The charges against Assange carry a maximum sentence of 175 years in prison. Lawyers acting on behalf of the U.S. government say Assange committed serious crimes that put people’s lives in danger, allegations his fiancée disputed.

“Under oath, the prosecution concedes that it has no evidence that a single person has ever come to any physical harm because of these publications,” Moris said. “Let me repeat that: there is no evidence that a single person has ever come to any physical harm because of these publications.”

Assange’s defense team argued he is entitled to First Amendment protections for the publication of leaked documents that exposed U.S. military wrongdoing and that the extradition request was politically motivated.

The London court heard from an array of witnesses, who pronounced on issues of huge importance and substance, such as the freedom of the press and government-sanctioned torture.

“Julian Assange’s actions, which have been characterized as criminal, are actions that expose power to sunlight," renowned U.S. linguist and scholar Noam Chomsky said.
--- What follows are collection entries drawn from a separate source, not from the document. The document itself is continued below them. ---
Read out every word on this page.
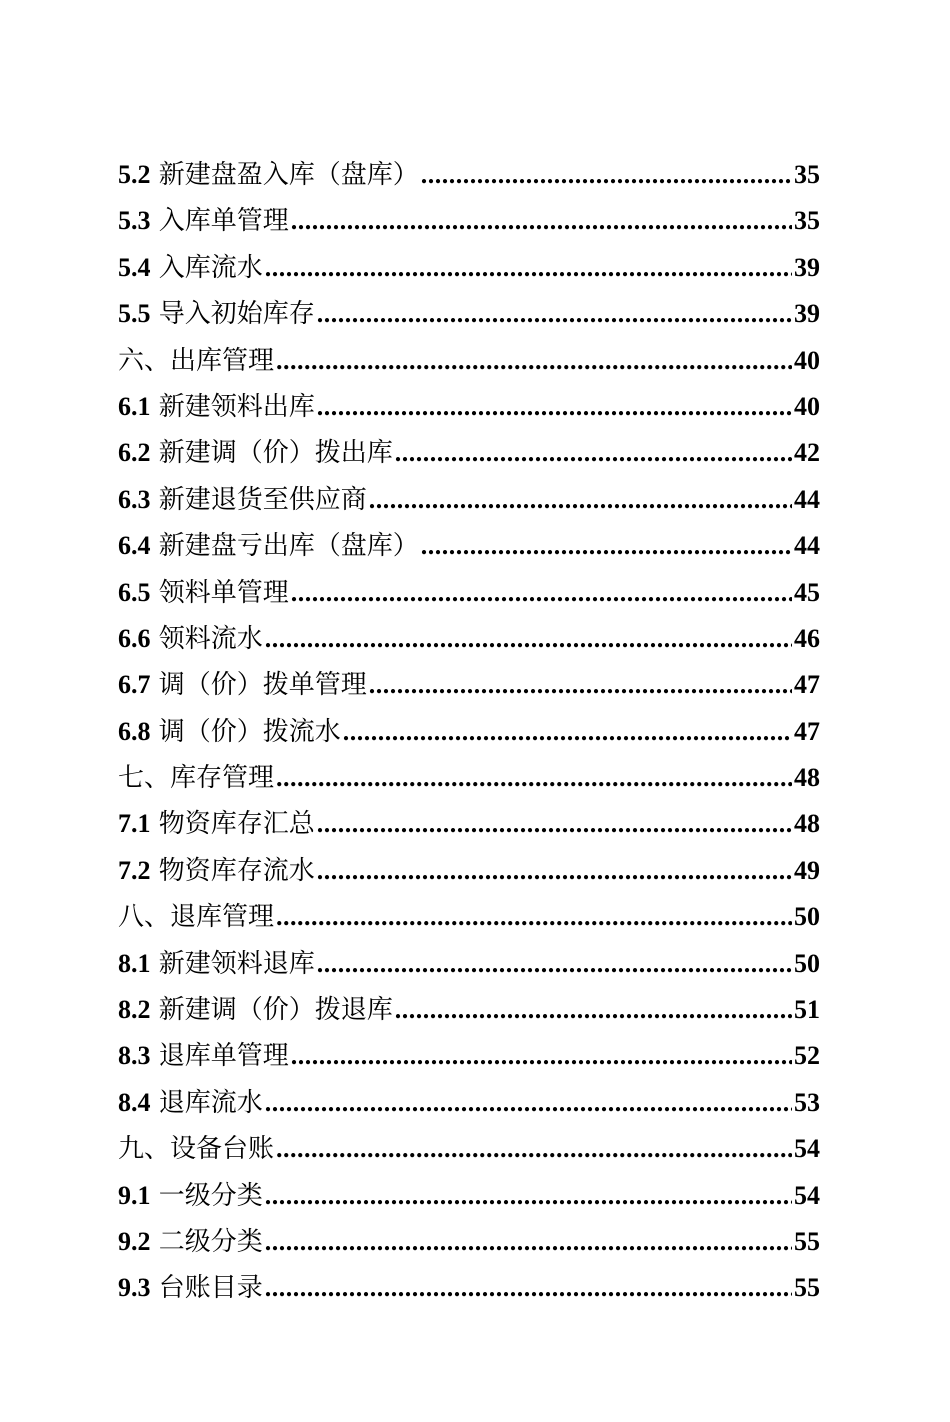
5.2 新建盘盈入库（盘库） .....	35
5.3 入库单管理 .....	35
5.4 入库流水 .....	39
5.5 导入初始库存 .....	39
六、出库管理 .....	40
6.1 新建领料出库 .....	40
6.2 新建调（价）拨出库 .....	42
6.3 新建退货至供应商 .....	44
6.4 新建盘亏出库（盘库） .....	44
6.5 领料单管理 .....	45
6.6 领料流水 .....	46
6.7 调（价）拨单管理 .....	47
6.8 调（价）拨流水 .....	47
七、库存管理 .....	48
7.1 物资库存汇总 .....	48
7.2 物资库存流水 .....	49
八、退库管理 .....	50
8.1 新建领料退库 .....	50
8.2 新建调（价）拨退库 .....	51
8.3 退库单管理 .....	52
8.4 退库流水 .....	53
九、设备台账 .....	54
9.1 一级分类 .....	54
9.2 二级分类 .....	55
9.3 台账目录 .....	55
Other witnesses relayed more shadowy — and sometimes comic — matters of intrigue during his time at WikiLeaks and at the Ecuadorian Embassy,

According to one witness, Assange “binge-watched” the suicide of the former Bosnian Croat general, Slobodan Praljak, at a U.N. court three years ago.

Defense lawyers said Assange was suffering from wide-ranging mental health issues, including suicidal tendencies, that could be exacerbated if he is placed in inhospitable prison conditions in the U.S. They said Assange’s mental health deteriorated while he took asylum inside the embassy and that he was diagnosed with an autism spectrum disorder.

His legal team argued that Assange would very likely face solitary confinement in the U.S. immediately that would put him at a heightened risk of suicide. They also said that if convicted, Assange would most likely be sent to the notorious ADX Supermax prison in Colorado, a facility labeled by a former warden as a “fate worse than death” and inhabited by the likes of Unabomber Ted Kaczynski and Mexican drug lord Joaquin “El Chapo” Guzman.

Lawyers acting on behalf of the U.S. government argued that Assange’s mental state was not as poor as described and said he wouldn’t be subject to improper conditions before or after any trial.

Assange has attracted the support of high-profile figures, including actress Pamela Anderson and rapper M.I.A. The dissident Chinese contemporary artist Ai Weiwei also staged a silent protest outside the court.

Daniel Ellsberg, perhaps the most famous whistleblower in living memory, argued that they had “very comparable political opinions.”

The 89-year-old, widely credited for helping to bring about an end to the Vietnam War through his leaking of the so-called Pentagon Papers in 1971, said the American public “needed urgently to know what was being done routinely in their name, and there was no other way for them to learn it than by unauthorized disclosure.”

There are clear echoes between Assange and Ellsberg, who leaked over 7,000 pages of classified documents to the press, including The New York Times and The Washington Post. He was subsequently put on trial on 12 charges in connection with violations of the Espionage Act, which were punishable by up to 115 years in prison. The charges were dismissed in 1973 because of government misconduct against him.

Assange will be hoping that developments within the U.S. government over the coming weeks will lead to a similar outcome for him — before any judgment from the London court.